Receivers can take control of and sell assets
A situation in which one party seeks to enforce a judgment against another by laying claim to their property could very easily become a legal nightmare. The parties might disagree about what assets or subject to liquidation or what their value is. Attempts to collect property for liquidation might even result in violence.
The courts can appoint a receiver to help eliminate some of those challenges for creditors attempting to collect on sizable judgments. A receiver has the authority to lay claim to specific assets owned by the debtor and to sell them to collect funds to repay the creditor. Receivers can potentially disassemble a business and sell off its component parts to cover the organization’s liabilities. They can also take control of property owned by individuals with sizable debts for the same purpose.

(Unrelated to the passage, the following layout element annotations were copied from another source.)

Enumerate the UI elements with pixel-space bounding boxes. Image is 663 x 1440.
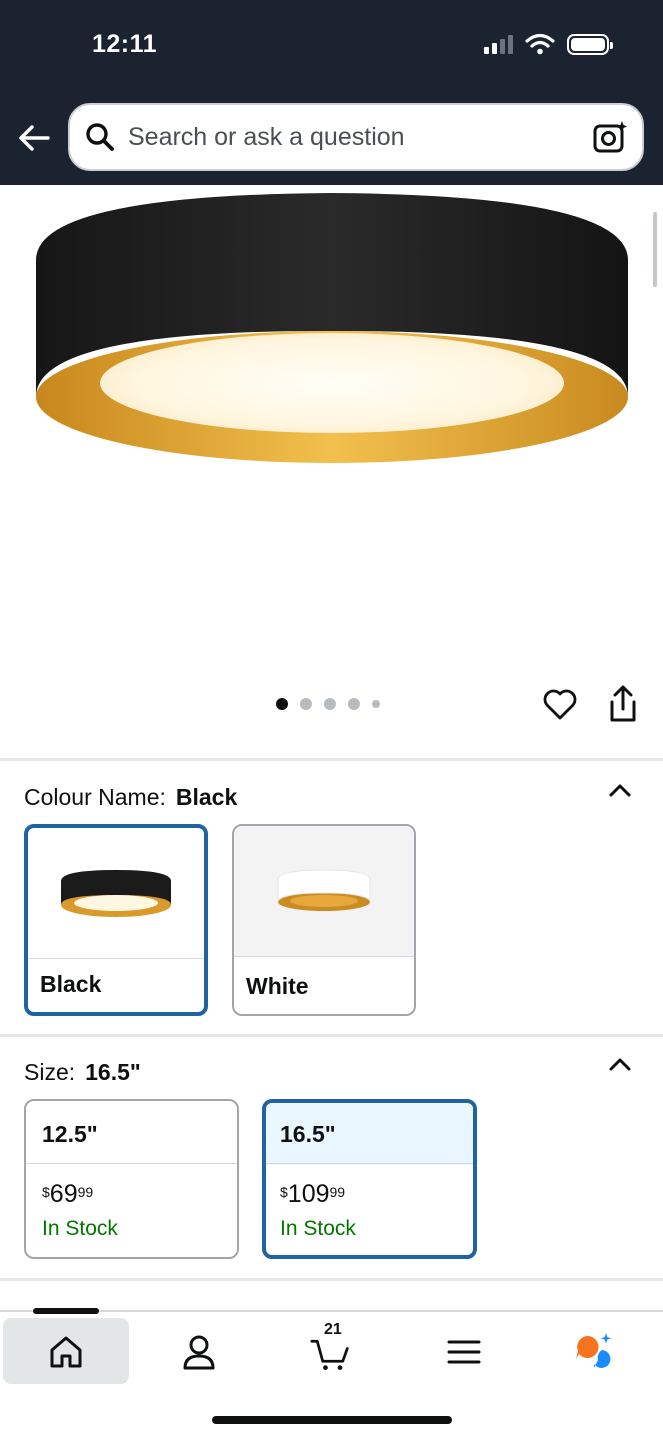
size-label: Size: 16.5" [24,1059,141,1085]
battery-icon [567,33,613,55]
share-icon[interactable] [604,684,642,724]
top-header: 12:11 Search or ask a question [0,0,663,185]
search-placeholder[interactable]: Search or ask a question [128,123,405,152]
colour-option-label: Black [40,971,102,997]
colour-selected-value: Black [175,784,238,810]
assistant-icon[interactable] [574,1332,614,1372]
cart-icon[interactable] [310,1334,350,1374]
swatch-image [234,826,414,956]
colour-option-label: White [246,973,309,999]
home-indicator [212,1416,452,1424]
product-image [36,193,628,463]
gallery-dot[interactable] [300,698,312,710]
swatch-image [28,828,204,958]
section-divider [0,758,663,761]
account-icon[interactable] [179,1332,219,1372]
stock-status: In Stock [280,1217,356,1240]
size-option-label: 16.5" [280,1121,336,1147]
active-tab-indicator [33,1308,99,1314]
collapse-chevron-icon[interactable] [606,780,634,800]
status-icons [484,33,613,55]
size-option-12-5[interactable]: 12.5" $69 99 In Stock [24,1099,239,1259]
scroll-indicator[interactable] [653,212,657,287]
home-icon[interactable] [46,1332,86,1372]
colour-option-black[interactable]: Black [24,824,208,1016]
cellular-signal-icon [484,34,513,54]
section-divider [0,1278,663,1281]
size-option-price: $109 99 [280,1180,346,1208]
size-selected-value: 16.5" [85,1059,141,1085]
colour-option-white[interactable]: White [232,824,416,1016]
gallery-dot[interactable] [276,698,288,710]
black-light-thumbnail [61,870,171,917]
heart-icon[interactable] [542,686,578,722]
gallery-dot[interactable] [372,700,380,708]
gallery-dot[interactable] [348,698,360,710]
white-light-thumbnail [277,869,371,911]
camera-search-icon[interactable] [592,119,628,155]
wifi-icon [525,33,555,55]
back-arrow-icon[interactable] [16,120,52,156]
status-time: 12:11 [92,30,158,58]
stock-status: In Stock [42,1217,118,1240]
menu-icon[interactable] [444,1332,484,1372]
search-bar[interactable]: Search or ask a question [68,103,644,171]
section-divider [0,1034,663,1037]
gallery-page-dots[interactable] [276,698,380,710]
product-image-gallery[interactable] [0,185,663,760]
size-option-price: $69 99 [42,1180,94,1208]
search-icon [86,123,114,151]
size-option-16-5[interactable]: 16.5" $109 99 In Stock [262,1099,477,1259]
size-option-label: 12.5" [42,1121,98,1147]
collapse-chevron-icon[interactable] [606,1054,634,1074]
colour-label: Colour Name: Black [24,784,238,810]
gallery-dot[interactable] [324,698,336,710]
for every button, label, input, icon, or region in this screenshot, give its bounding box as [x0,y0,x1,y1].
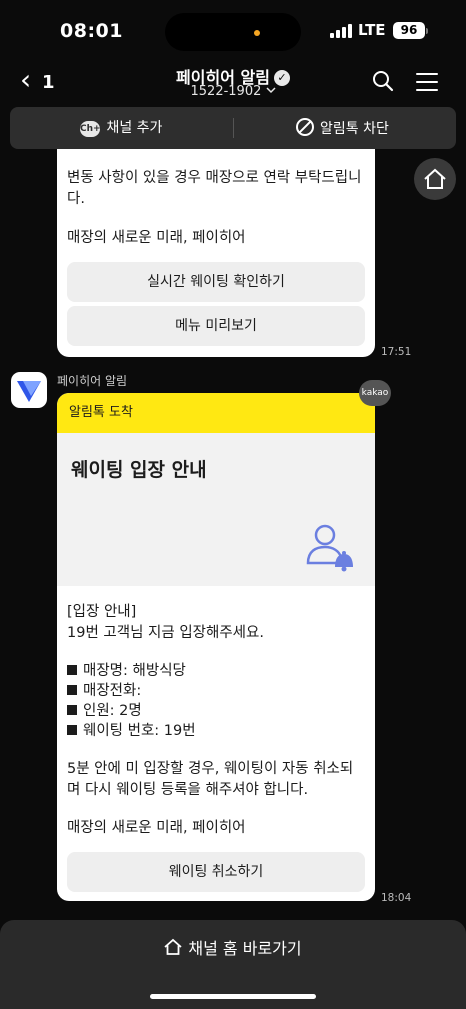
bullet [67,685,77,695]
info-item: 웨이팅 번호: 19번 [67,721,365,742]
divider [233,118,234,138]
add-channel-label: 채널 추가 [106,120,163,136]
info-item-text: 매장명: 해방식당 [83,663,186,679]
menu-icon[interactable] [416,73,438,91]
channel-home-float-button[interactable] [414,158,456,200]
alimtalk-message-card: 알림톡 도착 웨이팅 입장 안내 [입장 안내] 19번 고객님 지금 입장해주… [57,393,375,901]
battery-nub [426,28,428,34]
info-item: 매장전화: [67,681,365,702]
message-hero: 웨이팅 입장 안내 [57,433,375,586]
previous-message-card: 변동 사항이 있을 경우 매장으로 연락 부탁드립니다. 매장의 새로운 미래,… [57,140,375,357]
user-bell-icon [306,524,353,572]
status-time: 08:01 [60,20,123,42]
info-item-text: 매장전화: [83,683,142,699]
prev-message-footer: 매장의 새로운 미래, 페이히어 [67,230,246,246]
signal-icon [330,24,352,38]
intro-text: 19번 고객님 지금 입장해주세요. [67,625,264,641]
info-item-text: 웨이팅 번호: 19번 [83,723,196,739]
menu-preview-button[interactable]: 메뉴 미리보기 [67,306,365,346]
message-time: 17:51 [381,346,412,358]
cancel-waiting-button[interactable]: 웨이팅 취소하기 [67,852,365,892]
sender-name: 페이히어 알림 [57,374,128,388]
message-footer: 매장의 새로운 미래, 페이히어 [67,820,246,836]
privacy-dot-icon [254,30,260,36]
realtime-waiting-button[interactable]: 실시간 웨이팅 확인하기 [67,262,365,302]
phone-number: 1522-1902 [190,84,262,99]
channel-add-icon: Ch+ [80,121,101,137]
bullet [67,665,77,675]
network-type: LTE [358,21,386,39]
search-icon[interactable] [372,70,394,92]
alimtalk-header: 알림톡 도착 [57,393,375,433]
block-label: 알림톡 차단 [320,121,389,137]
channel-home-button[interactable]: 채널 홈 바로가기 [0,935,466,959]
kakao-badge: kakao [359,380,391,406]
info-item-text: 인원: 2명 [83,703,142,719]
message-time: 18:04 [381,892,412,904]
block-icon [296,118,314,136]
intro-label: [입장 안내] [67,604,137,620]
home-icon [424,168,446,189]
info-item: 인원: 2명 [67,701,365,722]
home-icon [164,938,182,955]
avatar[interactable] [11,372,47,408]
bullet [67,705,77,715]
prev-message-text: 변동 사항이 있을 경우 매장으로 연락 부탁드립니다. [67,170,362,207]
block-alimtalk-button[interactable]: 알림톡 차단 [296,118,389,138]
message-title: 웨이팅 입장 안내 [71,459,207,481]
info-item: 매장명: 해방식당 [67,661,365,682]
bullet [67,725,77,735]
channel-home-label: 채널 홈 바로가기 [188,939,302,958]
channel-phone[interactable]: 1522-1902 [0,84,466,99]
notice-text: 5분 안에 미 입장할 경우, 웨이팅이 자동 취소되며 다시 웨이팅 등록을 … [67,761,354,798]
chevron-down-icon [265,87,276,94]
battery-icon: 96 [393,22,425,39]
payhere-logo-icon [17,381,41,402]
home-indicator[interactable] [150,994,316,999]
add-channel-button[interactable]: Ch+ 채널 추가 [80,118,162,138]
dynamic-island [165,13,301,51]
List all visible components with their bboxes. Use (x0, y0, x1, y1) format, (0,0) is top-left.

The use of a receiver can help defuse the sometimes emotional nature of such collection efforts and can reduce the likelihood of malicious misconduct, like someone selling assets for far less than they are worth as a way of punishing a debtor. Creditors can go to court in an attempt to enforce a judgment and ask to have receivers appointed to facilitate their collection efforts.
Learning more about the various tools available for creditors seeking to collect on existing debts in California may benefit those owed a sizable amount of money and struggling to force another party into financial compliance.